To determine whether a patient has cancer, a bodily fluid sample is taken, exposed in a vial to several types of DNA–wrapped carbon nanotubes, and the fluorescence of each nanotube is recorded. One of the goals of the project, DNA-Nanocarbon Hybrid Materials for Perception-Based, Analyte-Agnostic Sensing, is to have an automated disease detection system into which data about a bodily fluid can be inputted.
The NSF project focuses on how the system works and how it can be improved. Some of the fundamental questions researchers are looking to answer, according to Jagota, include, “Is there a rationale for why the nanotubes hybridized with DNA can detect diseases?” and “What is the mechanism by which it detects?”
One issue is that the modulation of fluorescence of the DNA-carbon nanotubes isn’t very specific, meaning a shift in fluorescence can be triggered by one of many biomarkers, not just, in this case, by the ones that reveal a patient has cancer.
“Most people, they'll say, ‘Ah, that's useless. You can't use this for sensing,’” Jagota says.
With many other molecules present in blood, it’s essentially impossible for any single type of DNA-carbon nanotube to detect whether a cancer biomarker is present. To account for a mixture of molecules in the sample, many types of DNA-nanotubes are needed for collective analysis, he says.

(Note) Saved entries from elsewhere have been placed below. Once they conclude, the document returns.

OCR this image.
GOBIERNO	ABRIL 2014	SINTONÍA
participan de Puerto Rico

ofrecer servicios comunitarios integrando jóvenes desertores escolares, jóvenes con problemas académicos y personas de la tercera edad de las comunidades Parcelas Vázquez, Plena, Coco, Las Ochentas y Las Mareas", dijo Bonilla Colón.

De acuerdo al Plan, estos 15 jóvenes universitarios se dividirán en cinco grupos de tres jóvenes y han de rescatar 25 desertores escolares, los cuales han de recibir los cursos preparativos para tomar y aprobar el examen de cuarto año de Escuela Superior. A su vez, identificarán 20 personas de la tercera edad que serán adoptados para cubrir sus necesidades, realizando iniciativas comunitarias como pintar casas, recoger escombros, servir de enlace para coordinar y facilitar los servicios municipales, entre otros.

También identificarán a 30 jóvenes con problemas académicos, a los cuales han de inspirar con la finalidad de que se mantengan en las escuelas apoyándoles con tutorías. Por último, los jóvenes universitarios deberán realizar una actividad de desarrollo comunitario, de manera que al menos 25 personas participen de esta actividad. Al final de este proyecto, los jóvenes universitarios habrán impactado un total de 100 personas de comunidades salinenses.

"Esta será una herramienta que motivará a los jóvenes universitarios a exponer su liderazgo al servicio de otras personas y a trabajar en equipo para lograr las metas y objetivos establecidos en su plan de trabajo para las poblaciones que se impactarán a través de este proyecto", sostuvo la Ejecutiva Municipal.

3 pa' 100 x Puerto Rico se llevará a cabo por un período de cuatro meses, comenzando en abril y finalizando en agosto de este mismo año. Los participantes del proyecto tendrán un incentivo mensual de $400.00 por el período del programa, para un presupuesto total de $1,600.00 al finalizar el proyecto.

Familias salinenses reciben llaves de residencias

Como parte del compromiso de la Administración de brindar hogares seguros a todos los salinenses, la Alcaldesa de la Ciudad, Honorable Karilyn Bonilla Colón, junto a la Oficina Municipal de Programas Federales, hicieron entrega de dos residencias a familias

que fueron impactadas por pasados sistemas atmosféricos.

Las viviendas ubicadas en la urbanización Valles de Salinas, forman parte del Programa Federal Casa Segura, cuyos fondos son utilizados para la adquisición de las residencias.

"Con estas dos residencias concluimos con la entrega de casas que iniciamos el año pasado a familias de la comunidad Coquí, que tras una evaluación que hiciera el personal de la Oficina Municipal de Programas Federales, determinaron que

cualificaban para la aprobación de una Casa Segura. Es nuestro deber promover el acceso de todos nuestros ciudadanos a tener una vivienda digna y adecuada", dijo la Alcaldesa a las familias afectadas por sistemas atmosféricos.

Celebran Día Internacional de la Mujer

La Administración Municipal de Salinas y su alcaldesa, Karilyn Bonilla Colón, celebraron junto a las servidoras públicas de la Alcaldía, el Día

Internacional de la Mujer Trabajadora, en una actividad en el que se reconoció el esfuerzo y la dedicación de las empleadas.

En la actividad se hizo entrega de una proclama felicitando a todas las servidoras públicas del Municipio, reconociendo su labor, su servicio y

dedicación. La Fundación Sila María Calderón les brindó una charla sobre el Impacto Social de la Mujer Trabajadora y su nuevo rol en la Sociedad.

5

“You try to ask the question … did they all shift in some way?” Jagota says. “Can I train this system? Can I expose it to different combinations of different concentrations of my analyte and look at the output, and from that output, can I train a machine-learning algorithm? Can I train a black box which says, ‘You tell me how each one of these shifted and I'll tell you whether this molecule was present or not’?”
By identifying and using a number of sensors, researchers can be more confident they’re finding what is associated with a biomarker and not something else in the blood, Davison says. That could lead to figuring out how to detect other characteristics or disease states in people.
“If there's nothing there at all, there's sort of a baseline fluorescence that will happen,” Davison says. “When one of these nanotubes has attached to some other molecule, then it can change how it fluoresces either by increasing the brightness or changing the frequency and those are the things that we're measuring.”
Davison used the human nose as an analogy for the work they’re doing: Inside the nose, there are different receptors for scent, but it’s not as simple as one scent per sensor. A collection of sensors activating is what allows people to recognize a particular smell.
The researchers don’t want to have to rely on one sensor in this project; they want a set of sensors detecting—or not detecting—a recognizable pattern.
“A big worry for us is that we could have lots of conflicting compounds that are discoverable in blood that aren't what we're looking for, but similarly excite the sensors that we have,” Davison says.
One of the broader questions the NSF project asks, according to Davison, is how can they identify the best set of sensors, which they expect need to be as diverse as possible.
Davison’s area of the project is in machine learning. He says one of the challenges includes building reliable prediction systems with little data. Unlike big tech companies, such as Google or Meta, which have millions of data points, Davison says they’re more likely to have just a few hundred data points because their data corresponds to real patients.
“How can we be as accurate as possible even though we have a small data set to work with?” Davison asks.
He says they also have to figure out how to represent the data gathered. For instance, should measurements gathered from the fluorescence of the sample be represented directly with the wavelengths, in the differences or something else?
A separate National Institutes of Health award aims to make the process suitable for clinical practice. Memorial Sloan Kettering Cancer Center is the lead on the NIH project with researchers from Lehigh, the National Institute of Standards and Technology (NIST) and a collaborator from the University of Maryland contributing.